A spokesman for Meta, the parent company of Facebook, declined to comment. Lawyers for the defendants and shareholders didn't immediately return requests for comment.

The settlement comes the same day that Marc Andreessen, one of Silicon Valley's most influential venture capitalists and a Meta board member, was scheduled to take the stand.

Zuckerberg himself was expected in the Wilmington, Delaware courtroom on Monday.

Susan Desmond-Hellmann, former Meta board member who is testifying in the trial today, walks into the Leonard L. Williams Justice Center where Mark Zuckerberg and other top officials from Meta Platforms will take the stand to defend against allegations by investors that they should be held liable for billions of dollars in fines for privacy violations by Facebook, in Wilmington, Delaware, US July 17, 2025. — Reuters

Silicon Valley investor Peter Thiel and former Meta top executive Sheryl Sandberg — both former board members — were also expected to face questioning in the court.

Cambridge Analytica was a political consulting firm that was found to have improperly accessed personal data from millions of Facebook users for targeted political advertising, particularly during the 2016 US election and Brexit referendum.

The scandal thrust Facebook and Zuckerberg in particular into a political firestorm, leading to major regulatory changes and public scrutiny of tech companies' data practices.
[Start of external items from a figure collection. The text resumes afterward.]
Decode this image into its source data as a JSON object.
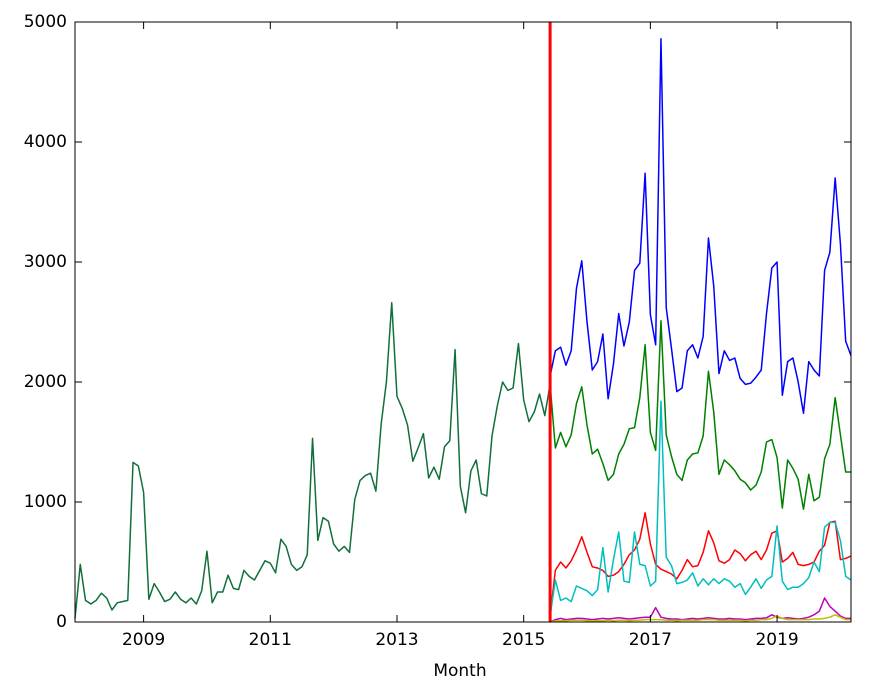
{
  "chart_data": {
    "type": "line",
    "x_label": "Month",
    "xlim": [
      2007.917,
      2020.167
    ],
    "xticks": [
      2009,
      2011,
      2013,
      2015,
      2017,
      2019
    ],
    "ylim": [
      0,
      5000
    ],
    "yticks": [
      0,
      1000,
      2000,
      3000,
      4000,
      5000
    ],
    "grid": false,
    "vline": {
      "x": 2015.417,
      "color": "#ff0000"
    },
    "x": [
      2007.917,
      2008.0,
      2008.083,
      2008.167,
      2008.25,
      2008.333,
      2008.417,
      2008.5,
      2008.583,
      2008.667,
      2008.75,
      2008.833,
      2008.917,
      2009.0,
      2009.083,
      2009.167,
      2009.25,
      2009.333,
      2009.417,
      2009.5,
      2009.583,
      2009.667,
      2009.75,
      2009.833,
      2009.917,
      2010.0,
      2010.083,
      2010.167,
      2010.25,
      2010.333,
      2010.417,
      2010.5,
      2010.583,
      2010.667,
      2010.75,
      2010.833,
      2010.917,
      2011.0,
      2011.083,
      2011.167,
      2011.25,
      2011.333,
      2011.417,
      2011.5,
      2011.583,
      2011.667,
      2011.75,
      2011.833,
      2011.917,
      2012.0,
      2012.083,
      2012.167,
      2012.25,
      2012.333,
      2012.417,
      2012.5,
      2012.583,
      2012.667,
      2012.75,
      2012.833,
      2012.917,
      2013.0,
      2013.083,
      2013.167,
      2013.25,
      2013.333,
      2013.417,
      2013.5,
      2013.583,
      2013.667,
      2013.75,
      2013.833,
      2013.917,
      2014.0,
      2014.083,
      2014.167,
      2014.25,
      2014.333,
      2014.417,
      2014.5,
      2014.583,
      2014.667,
      2014.75,
      2014.833,
      2014.917,
      2015.0,
      2015.083,
      2015.167,
      2015.25,
      2015.333,
      2015.417,
      2015.5,
      2015.583,
      2015.667,
      2015.75,
      2015.833,
      2015.917,
      2016.0,
      2016.083,
      2016.167,
      2016.25,
      2016.333,
      2016.417,
      2016.5,
      2016.583,
      2016.667,
      2016.75,
      2016.833,
      2016.917,
      2017.0,
      2017.083,
      2017.167,
      2017.25,
      2017.333,
      2017.417,
      2017.5,
      2017.583,
      2017.667,
      2017.75,
      2017.833,
      2017.917,
      2018.0,
      2018.083,
      2018.167,
      2018.25,
      2018.333,
      2018.417,
      2018.5,
      2018.583,
      2018.667,
      2018.75,
      2018.833,
      2018.917,
      2019.0,
      2019.083,
      2019.167,
      2019.25,
      2019.333,
      2019.417,
      2019.5,
      2019.583,
      2019.667,
      2019.75,
      2019.833,
      2019.917,
      2020.0,
      2020.083,
      2020.167
    ],
    "series": [
      {
        "color": "#11703a",
        "values": [
          30,
          480,
          180,
          150,
          180,
          240,
          200,
          100,
          160,
          170,
          180,
          1330,
          1300,
          1080,
          190,
          320,
          250,
          170,
          190,
          250,
          190,
          160,
          200,
          150,
          260,
          590,
          160,
          250,
          250,
          390,
          280,
          270,
          430,
          380,
          350,
          430,
          510,
          490,
          410,
          690,
          630,
          480,
          430,
          460,
          560,
          1530,
          680,
          870,
          840,
          650,
          590,
          630,
          580,
          1020,
          1180,
          1220,
          1240,
          1090,
          1650,
          2000,
          2660,
          1880,
          1780,
          1640,
          1340,
          1450,
          1570,
          1200,
          1290,
          1190,
          1460,
          1510,
          2270,
          1130,
          910,
          1260,
          1350,
          1070,
          1050,
          1550,
          1800,
          2000,
          1930,
          1950,
          2320,
          1850,
          1670,
          1750,
          1900,
          1720,
          1980,
          null,
          null,
          null,
          null,
          null,
          null,
          null,
          null,
          null,
          null,
          null,
          null,
          null,
          null,
          null,
          null,
          null,
          null,
          null,
          null,
          null,
          null,
          null,
          null,
          null,
          null,
          null,
          null,
          null,
          null,
          null,
          null,
          null,
          null,
          null,
          null,
          null,
          null,
          null,
          null,
          null,
          null,
          null,
          null,
          null,
          null,
          null,
          null,
          null,
          null,
          null,
          null,
          null,
          null,
          null,
          null,
          null
        ]
      },
      {
        "color": "#0000ff",
        "values": [
          null,
          null,
          null,
          null,
          null,
          null,
          null,
          null,
          null,
          null,
          null,
          null,
          null,
          null,
          null,
          null,
          null,
          null,
          null,
          null,
          null,
          null,
          null,
          null,
          null,
          null,
          null,
          null,
          null,
          null,
          null,
          null,
          null,
          null,
          null,
          null,
          null,
          null,
          null,
          null,
          null,
          null,
          null,
          null,
          null,
          null,
          null,
          null,
          null,
          null,
          null,
          null,
          null,
          null,
          null,
          null,
          null,
          null,
          null,
          null,
          null,
          null,
          null,
          null,
          null,
          null,
          null,
          null,
          null,
          null,
          null,
          null,
          null,
          null,
          null,
          null,
          null,
          null,
          null,
          null,
          null,
          null,
          null,
          null,
          null,
          null,
          null,
          null,
          null,
          null,
          2050,
          2260,
          2290,
          2140,
          2260,
          2780,
          3010,
          2500,
          2100,
          2170,
          2400,
          1860,
          2150,
          2570,
          2300,
          2500,
          2930,
          2990,
          3740,
          2560,
          2310,
          4860,
          2620,
          2280,
          1920,
          1950,
          2260,
          2310,
          2200,
          2380,
          3200,
          2800,
          2070,
          2260,
          2180,
          2200,
          2030,
          1980,
          1990,
          2040,
          2100,
          2570,
          2950,
          3000,
          1890,
          2170,
          2200,
          2000,
          1740,
          2170,
          2100,
          2050,
          2930,
          3080,
          3700,
          3150,
          2340,
          2220
        ]
      },
      {
        "color": "#008000",
        "values": [
          null,
          null,
          null,
          null,
          null,
          null,
          null,
          null,
          null,
          null,
          null,
          null,
          null,
          null,
          null,
          null,
          null,
          null,
          null,
          null,
          null,
          null,
          null,
          null,
          null,
          null,
          null,
          null,
          null,
          null,
          null,
          null,
          null,
          null,
          null,
          null,
          null,
          null,
          null,
          null,
          null,
          null,
          null,
          null,
          null,
          null,
          null,
          null,
          null,
          null,
          null,
          null,
          null,
          null,
          null,
          null,
          null,
          null,
          null,
          null,
          null,
          null,
          null,
          null,
          null,
          null,
          null,
          null,
          null,
          null,
          null,
          null,
          null,
          null,
          null,
          null,
          null,
          null,
          null,
          null,
          null,
          null,
          null,
          null,
          null,
          null,
          null,
          null,
          null,
          null,
          1980,
          1450,
          1580,
          1460,
          1560,
          1820,
          1960,
          1640,
          1400,
          1440,
          1320,
          1180,
          1230,
          1400,
          1480,
          1610,
          1620,
          1870,
          2310,
          1580,
          1430,
          2510,
          1560,
          1380,
          1230,
          1180,
          1350,
          1400,
          1410,
          1550,
          2090,
          1750,
          1230,
          1350,
          1310,
          1260,
          1190,
          1160,
          1100,
          1140,
          1250,
          1500,
          1520,
          1370,
          950,
          1350,
          1280,
          1190,
          940,
          1230,
          1010,
          1040,
          1360,
          1480,
          1870,
          1560,
          1250,
          1250
        ]
      },
      {
        "color": "#ff0000",
        "values": [
          null,
          null,
          null,
          null,
          null,
          null,
          null,
          null,
          null,
          null,
          null,
          null,
          null,
          null,
          null,
          null,
          null,
          null,
          null,
          null,
          null,
          null,
          null,
          null,
          null,
          null,
          null,
          null,
          null,
          null,
          null,
          null,
          null,
          null,
          null,
          null,
          null,
          null,
          null,
          null,
          null,
          null,
          null,
          null,
          null,
          null,
          null,
          null,
          null,
          null,
          null,
          null,
          null,
          null,
          null,
          null,
          null,
          null,
          null,
          null,
          null,
          null,
          null,
          null,
          null,
          null,
          null,
          null,
          null,
          null,
          null,
          null,
          null,
          null,
          null,
          null,
          null,
          null,
          null,
          null,
          null,
          null,
          null,
          null,
          null,
          null,
          null,
          null,
          null,
          null,
          50,
          430,
          500,
          450,
          510,
          600,
          710,
          580,
          460,
          450,
          430,
          380,
          390,
          420,
          480,
          560,
          600,
          690,
          910,
          650,
          480,
          440,
          420,
          400,
          360,
          430,
          520,
          460,
          470,
          580,
          760,
          660,
          510,
          490,
          520,
          600,
          570,
          510,
          560,
          590,
          520,
          600,
          740,
          760,
          500,
          530,
          580,
          480,
          470,
          480,
          500,
          590,
          640,
          830,
          840,
          520,
          530,
          550
        ]
      },
      {
        "color": "#00bfbf",
        "values": [
          null,
          null,
          null,
          null,
          null,
          null,
          null,
          null,
          null,
          null,
          null,
          null,
          null,
          null,
          null,
          null,
          null,
          null,
          null,
          null,
          null,
          null,
          null,
          null,
          null,
          null,
          null,
          null,
          null,
          null,
          null,
          null,
          null,
          null,
          null,
          null,
          null,
          null,
          null,
          null,
          null,
          null,
          null,
          null,
          null,
          null,
          null,
          null,
          null,
          null,
          null,
          null,
          null,
          null,
          null,
          null,
          null,
          null,
          null,
          null,
          null,
          null,
          null,
          null,
          null,
          null,
          null,
          null,
          null,
          null,
          null,
          null,
          null,
          null,
          null,
          null,
          null,
          null,
          null,
          null,
          null,
          null,
          null,
          null,
          null,
          null,
          null,
          null,
          null,
          null,
          50,
          350,
          180,
          200,
          170,
          300,
          280,
          260,
          220,
          270,
          620,
          250,
          520,
          750,
          340,
          330,
          750,
          480,
          470,
          300,
          340,
          1840,
          540,
          470,
          320,
          330,
          350,
          410,
          300,
          360,
          310,
          360,
          320,
          360,
          340,
          290,
          320,
          230,
          290,
          360,
          280,
          350,
          380,
          800,
          340,
          270,
          290,
          290,
          320,
          370,
          500,
          420,
          790,
          830,
          830,
          680,
          380,
          350
        ]
      },
      {
        "color": "#bf00bf",
        "values": [
          null,
          null,
          null,
          null,
          null,
          null,
          null,
          null,
          null,
          null,
          null,
          null,
          null,
          null,
          null,
          null,
          null,
          null,
          null,
          null,
          null,
          null,
          null,
          null,
          null,
          null,
          null,
          null,
          null,
          null,
          null,
          null,
          null,
          null,
          null,
          null,
          null,
          null,
          null,
          null,
          null,
          null,
          null,
          null,
          null,
          null,
          null,
          null,
          null,
          null,
          null,
          null,
          null,
          null,
          null,
          null,
          null,
          null,
          null,
          null,
          null,
          null,
          null,
          null,
          null,
          null,
          null,
          null,
          null,
          null,
          null,
          null,
          null,
          null,
          null,
          null,
          null,
          null,
          null,
          null,
          null,
          null,
          null,
          null,
          null,
          null,
          null,
          null,
          null,
          null,
          0,
          20,
          30,
          20,
          25,
          30,
          30,
          25,
          20,
          25,
          30,
          25,
          30,
          35,
          30,
          25,
          30,
          35,
          40,
          40,
          120,
          40,
          30,
          25,
          25,
          20,
          25,
          30,
          25,
          30,
          35,
          30,
          25,
          25,
          30,
          25,
          25,
          20,
          25,
          30,
          30,
          35,
          60,
          40,
          30,
          35,
          30,
          25,
          30,
          40,
          60,
          90,
          200,
          130,
          90,
          50,
          30,
          30
        ]
      },
      {
        "color": "#bfbf00",
        "values": [
          null,
          null,
          null,
          null,
          null,
          null,
          null,
          null,
          null,
          null,
          null,
          null,
          null,
          null,
          null,
          null,
          null,
          null,
          null,
          null,
          null,
          null,
          null,
          null,
          null,
          null,
          null,
          null,
          null,
          null,
          null,
          null,
          null,
          null,
          null,
          null,
          null,
          null,
          null,
          null,
          null,
          null,
          null,
          null,
          null,
          null,
          null,
          null,
          null,
          null,
          null,
          null,
          null,
          null,
          null,
          null,
          null,
          null,
          null,
          null,
          null,
          null,
          null,
          null,
          null,
          null,
          null,
          null,
          null,
          null,
          null,
          null,
          null,
          null,
          null,
          null,
          null,
          null,
          null,
          null,
          null,
          null,
          null,
          null,
          null,
          null,
          null,
          null,
          null,
          null,
          0,
          10,
          10,
          10,
          15,
          15,
          15,
          10,
          10,
          10,
          10,
          15,
          10,
          15,
          15,
          10,
          15,
          15,
          20,
          20,
          20,
          20,
          15,
          15,
          10,
          15,
          15,
          15,
          15,
          20,
          20,
          20,
          15,
          15,
          15,
          15,
          15,
          10,
          15,
          15,
          20,
          20,
          30,
          50,
          30,
          20,
          20,
          20,
          20,
          20,
          25,
          25,
          30,
          40,
          60,
          40,
          20,
          20
        ]
      }
    ]
  }
}
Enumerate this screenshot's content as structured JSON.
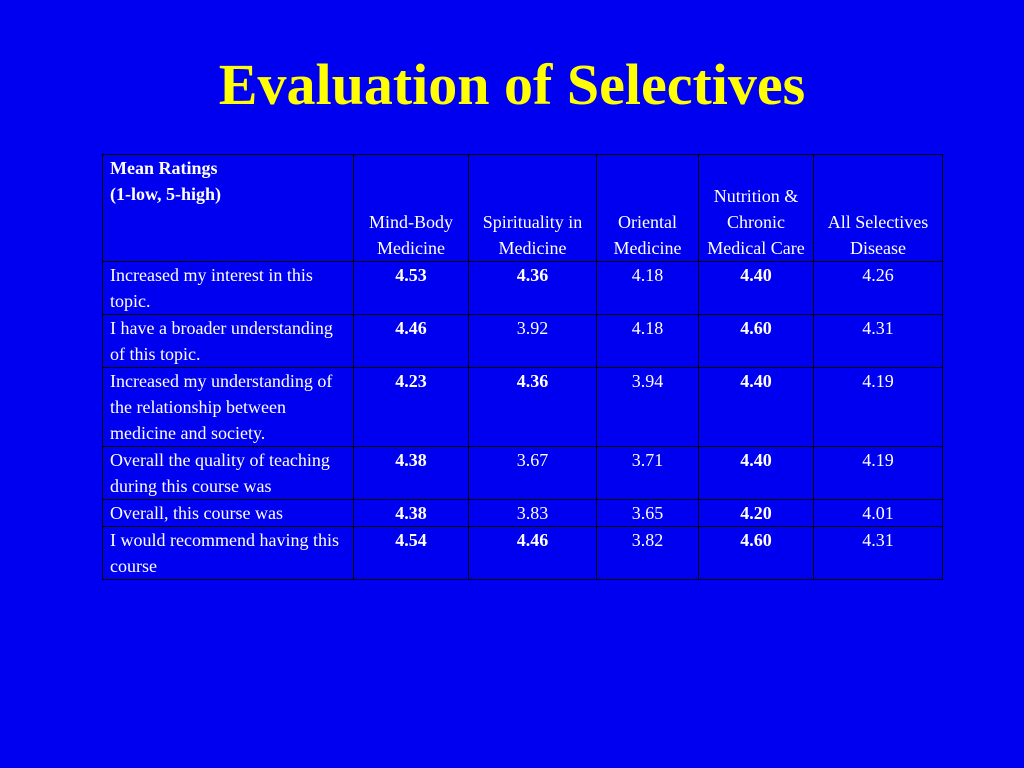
{
  "title": "Evaluation of Selectives",
  "table": {
    "corner_line1": "Mean Ratings",
    "corner_line2": "(1-low, 5-high)",
    "columns": [
      "Mind-Body Medicine",
      "Spirituality in Medicine",
      "Oriental Medicine",
      "Nutrition & Chronic Medical Care",
      "All Selectives Disease"
    ],
    "rows": [
      {
        "label": "Increased my interest in this topic.",
        "values": [
          "4.53",
          "4.36",
          "4.18",
          "4.40",
          "4.26"
        ],
        "bold": [
          true,
          true,
          false,
          true,
          false
        ]
      },
      {
        "label": "I have a broader understanding of this topic.",
        "values": [
          "4.46",
          "3.92",
          "4.18",
          "4.60",
          "4.31"
        ],
        "bold": [
          true,
          false,
          false,
          true,
          false
        ]
      },
      {
        "label": "Increased my understanding of the relationship between medicine and society.",
        "values": [
          "4.23",
          "4.36",
          "3.94",
          "4.40",
          "4.19"
        ],
        "bold": [
          true,
          true,
          false,
          true,
          false
        ]
      },
      {
        "label": "Overall the quality of teaching during this course was",
        "values": [
          "4.38",
          "3.67",
          "3.71",
          "4.40",
          "4.19"
        ],
        "bold": [
          true,
          false,
          false,
          true,
          false
        ]
      },
      {
        "label": "Overall, this course was",
        "values": [
          "4.38",
          "3.83",
          "3.65",
          "4.20",
          "4.01"
        ],
        "bold": [
          true,
          false,
          false,
          true,
          false
        ]
      },
      {
        "label": "I would recommend having this course",
        "values": [
          "4.54",
          "4.46",
          "3.82",
          "4.60",
          "4.31"
        ],
        "bold": [
          true,
          true,
          false,
          true,
          false
        ]
      }
    ]
  },
  "colors": {
    "background": "#0000f0",
    "title": "#ffff00",
    "table_text": "#ffffff",
    "grid": "#000000"
  }
}
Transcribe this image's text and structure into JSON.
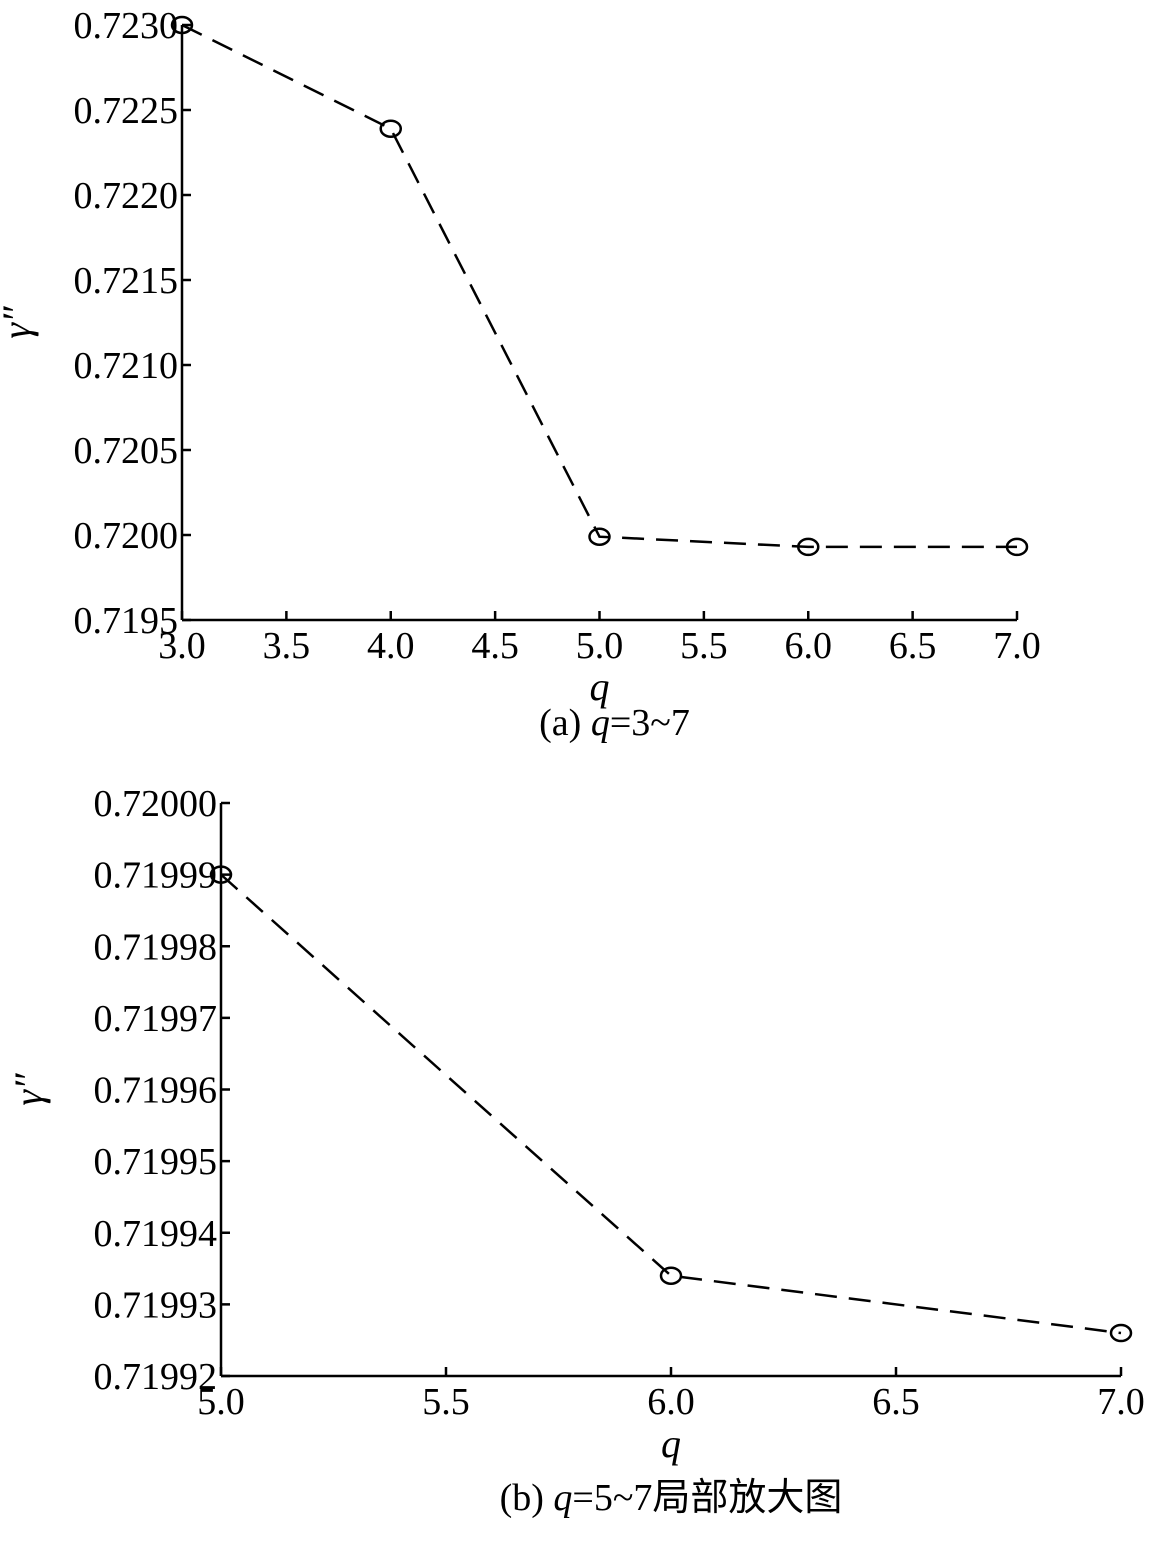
{
  "chart_data": [
    {
      "type": "line",
      "xlabel": "q",
      "ylabel": "γ″",
      "caption": {
        "prefix": "(a) ",
        "var": "q",
        "suffix": "=3~7"
      },
      "xlim": [
        3.0,
        7.0
      ],
      "ylim": [
        0.7195,
        0.723
      ],
      "xticks": [
        "3.0",
        "3.5",
        "4.0",
        "4.5",
        "5.0",
        "5.5",
        "6.0",
        "6.5",
        "7.0"
      ],
      "yticks": [
        "0.7195",
        "0.7200",
        "0.7205",
        "0.7210",
        "0.7215",
        "0.7220",
        "0.7225",
        "0.7230"
      ],
      "line_style": "dashed",
      "marker": "circle",
      "grid": false,
      "x": [
        3,
        4,
        5,
        6,
        7
      ],
      "y": [
        0.723,
        0.72239,
        0.71999,
        0.71993,
        0.71993
      ]
    },
    {
      "type": "line",
      "xlabel": "q",
      "ylabel": "γ″",
      "caption": {
        "prefix": "(b) ",
        "var": "q",
        "suffix": "=5~7局部放大图"
      },
      "xlim": [
        5.0,
        7.0
      ],
      "ylim": [
        0.71992,
        0.72
      ],
      "xticks": [
        "5.0",
        "5.5",
        "6.0",
        "6.5",
        "7.0"
      ],
      "yticks": [
        "0.71992",
        "0.71993",
        "0.71994",
        "0.71995",
        "0.71996",
        "0.71997",
        "0.71998",
        "0.71999",
        "0.72000"
      ],
      "line_style": "dashed",
      "marker": "circle",
      "grid": false,
      "x": [
        5,
        6,
        7
      ],
      "y": [
        0.71999,
        0.719934,
        0.719926
      ]
    }
  ]
}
The shareholders in the lawsuit alleged that the board members conspired to pay more to the US government in exchange for ensuring that Zuckerberg would not be named personally for wrongdoing in the settlement.

High-profile case

Longtime observers of the company were hoping that the trial would expose inside details of how Zuckerberg and the Facebook executives handled the scandal.

"This settlement may bring relief to the parties involved, but it's a missed opportunity for public accountability," said Jason Kint, the head of Digital Content Next, a trade group for content providers.

He worried that Meta "has successfully remade the 'Cambridge Analytica' scandal about a few bad actors rather than an unravelling of its entire business model of surveillance capitalism and the reciprocal, unbridled sharing of personal data."

Zuckerberg was under huge pressure at the time from US and European lawmakers amid widespread allegations that Russia and other bad actors were weaponising Facebook to sow chaos around major elections in the West.

The multi-faceted case also alleged insider trading at the time of the events, with board members to be questioned about the timing of their share sales before the scandal erupted.

The high-profile case was expected to bring further attention to Delaware, the state that many US companies choose for incorporation due to its highly specialised courts.

The trial was presided over and to be decided by Kathaleen McCormick, the same judge who last year rejected Elon Musk's multi-billion pay package at Tesla.

Tesla has since chosen to reincorporate in Texas and reports said that Meta was also considering a different state to register its business empire.